Hill gave an example. The county airport in Cody, Wyoming, near Yellowstone National Park, has 50,000 enplanements per year.

“They have a seasonal essential air service,” Hill said. That means there are offering federally subsidized flights in the “off season,” when the entrance to Yellowstone is closed. The federal subsidy keeps the cost of plane tickets low, and in Grand County, the subsidy is the reason tickets at Canyonlands Field Airport are about $70 year-round no matter how many tickets are sold.

But, the airport near Yellowstone does not receive a federal subsidy during tourist season. Hill said that the more seats that are sold, the lower the cost. The less seats that are sold, and the higher the price.

“Without essential air service, there’s the potential for higher ticket costs,” Hill said.

He said discussions are taking place on seasonal essential air service in Grand County.

Board member Howard Trenholme, chair of the Moab Area Travel Council Advisory Board said the higher ticket costs during tourist season makes sense “if we’re going to be a tourism economy.”

He added that the community might be a “university economy at some point.”

Hill said the federal subsidy for year-round essential air service at Canyonlands Field Airport isn’t going away “right now.”

“Within a year or two, possibly,” he said.


The airport board had a detailed discussion on the airport’s funding of improvements to business rental spaces inside the terminal.

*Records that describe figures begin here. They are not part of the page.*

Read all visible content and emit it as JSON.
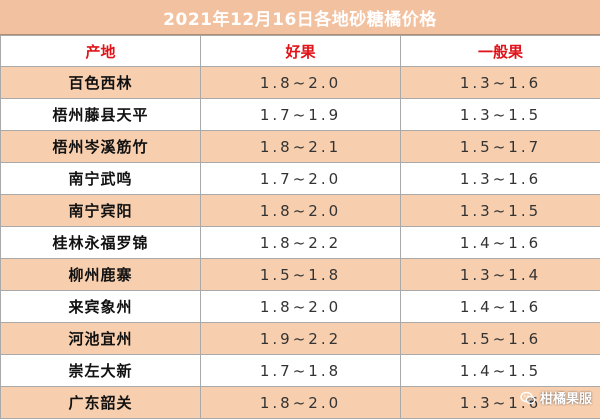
{
  "title": "2021年12月16日各地砂糖橘价格",
  "table": {
    "headers": [
      "产地",
      "好果",
      "一般果"
    ],
    "rows": [
      {
        "origin": "百色西林",
        "good": "1.8~2.0",
        "normal": "1.3~1.6"
      },
      {
        "origin": "梧州藤县天平",
        "good": "1.7~1.9",
        "normal": "1.3~1.5"
      },
      {
        "origin": "梧州岑溪筋竹",
        "good": "1.8~2.1",
        "normal": "1.5~1.7"
      },
      {
        "origin": "南宁武鸣",
        "good": "1.7~2.0",
        "normal": "1.3~1.6"
      },
      {
        "origin": "南宁宾阳",
        "good": "1.8~2.0",
        "normal": "1.3~1.5"
      },
      {
        "origin": "桂林永福罗锦",
        "good": "1.8~2.2",
        "normal": "1.4~1.6"
      },
      {
        "origin": "柳州鹿寨",
        "good": "1.5~1.8",
        "normal": "1.3~1.4"
      },
      {
        "origin": "来宾象州",
        "good": "1.8~2.0",
        "normal": "1.4~1.6"
      },
      {
        "origin": "河池宜州",
        "good": "1.9~2.2",
        "normal": "1.5~1.6"
      },
      {
        "origin": "崇左大新",
        "good": "1.7~1.8",
        "normal": "1.4~1.5"
      },
      {
        "origin": "广东韶关",
        "good": "1.8~2.0",
        "normal": "1.3~1.6"
      }
    ]
  },
  "watermark": {
    "text": "柑橘果服",
    "icon": "wechat-icon"
  },
  "colors": {
    "title_bg": "#f2c1a0",
    "row_highlight": "#f8cfae",
    "header_text": "#e0131a"
  }
}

A business is renting a 200 square-foot space for concessions in the terminal, and the business owner requested the board to pay for a roll-down gate, similar to the gates the car rental businesses have installed.

“The contract states it’s a zero-sum game for the county,” Hill said.

He displayed a lease contract example on the overhead screen in the meeting room. By contract, the landlord (airport) maintains the premise to keep it up-to-date with codes and inspections, but states the lease should be without cost to the county (taxpayers) for the maintenance and operation of the premises.

Hill said, “It’s not a good use of our budget to make it a practice of upgrading for businesses.”

The board agreed not to fund business upgrades in the terminal and denied the request to fund the roll-down gate for the business.


During a recent Federal Aviation Administration inspection, the airport received a write-up regarding wildlife, Hill reported to the board.

The violation was for not being current with its wildlife permits.

Board member Karen Guzman-Newton, who is the Moab City Council representative on the board, asked about what type of wildlife is coming onto the airport’s property.

“Birds,” Hill said. Starlings are the most detrimental to aircraft, he said, and added that there have only been a couple of incidents with the wildlife. “In the four years I’ve been here, we’ve had one bird strike. We’ve had one snake strike as well.”

Guzman-Newton asked what a “strike” means. Hill said it means the aircraft strikes the wildlife, and in the snake’s case, it was run over on the tarmac.

“Plane versus animal,” Hill said, which elicited a laugh from the board members.

He said that when the birds do land at the airport, the staff responds and harasses the birds with “screamers and bangers” in compliance with FAA regulations.

Aircraft parking approved for expansion; Ticket prices could rise with flights to more cities

“Without essential air service, there’s the potential for higher ticket costs.”